Studies have shown that women who are into masochism are also more likely to fantasize about being raped. This, in fact, could mean that the entire “rape” fantasy is actually a desire to be dominated and willing suffering during the sexual acts isn’t that abnormal.

In other words, if you’re open to the idea that you or other couples out there engage in BDSM activities in their bedroom, you might get a better grasp of where these types of fantasies come from, and will find them quite normal. 

Talking about It

These sexual fantasies about rape are ok, but how you talk about them can be actually very tricky. There is this general concern that talking about rape fantasies can make it seem like the actual real-life rape is ok, which it isn’t. Bottom line is: what goes on in our heads is very different from what happens during an actual rape. 

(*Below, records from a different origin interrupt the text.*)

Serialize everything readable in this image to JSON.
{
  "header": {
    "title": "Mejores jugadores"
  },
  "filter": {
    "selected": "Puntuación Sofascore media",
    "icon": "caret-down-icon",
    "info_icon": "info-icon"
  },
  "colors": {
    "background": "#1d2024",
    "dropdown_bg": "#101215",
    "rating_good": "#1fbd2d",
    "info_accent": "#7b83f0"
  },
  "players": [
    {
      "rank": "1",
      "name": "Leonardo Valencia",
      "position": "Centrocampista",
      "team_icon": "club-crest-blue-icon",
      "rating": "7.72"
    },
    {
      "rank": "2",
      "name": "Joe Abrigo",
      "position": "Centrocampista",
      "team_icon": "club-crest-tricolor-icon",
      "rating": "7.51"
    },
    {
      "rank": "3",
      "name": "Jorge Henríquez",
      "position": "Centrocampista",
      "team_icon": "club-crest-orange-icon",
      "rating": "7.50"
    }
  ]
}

Because of that, enacting such a fantasy is a better idea when you do it in a very safe environment, preferably with a partner that you’ve had for a very long time. Bringing this fantasy into discussion with a person that you’ve just met or whom you sleep with casually might not be the best idea. 

Fantasising about this hidden sexual desire is normal because, let’s face it, every woman wants to feel like she’s so irresistible, a man can’t take “no” for an answer. It’s pretty much the same thing with men” having someone attracted to you up to a point where they would ignore common sense just to sleep with you is a flattering compliment. 

So, the next time you’re fantasizing about a hot guy or another woman forcing him or herself onto you, remember that this fantasy isn’t exactly rape in the very definition of the word. And, if you’re seeing a therapist, it’s perfectly ok to discuss these fantasies. I’m pretty sure you’re not the only one to bring up that topic.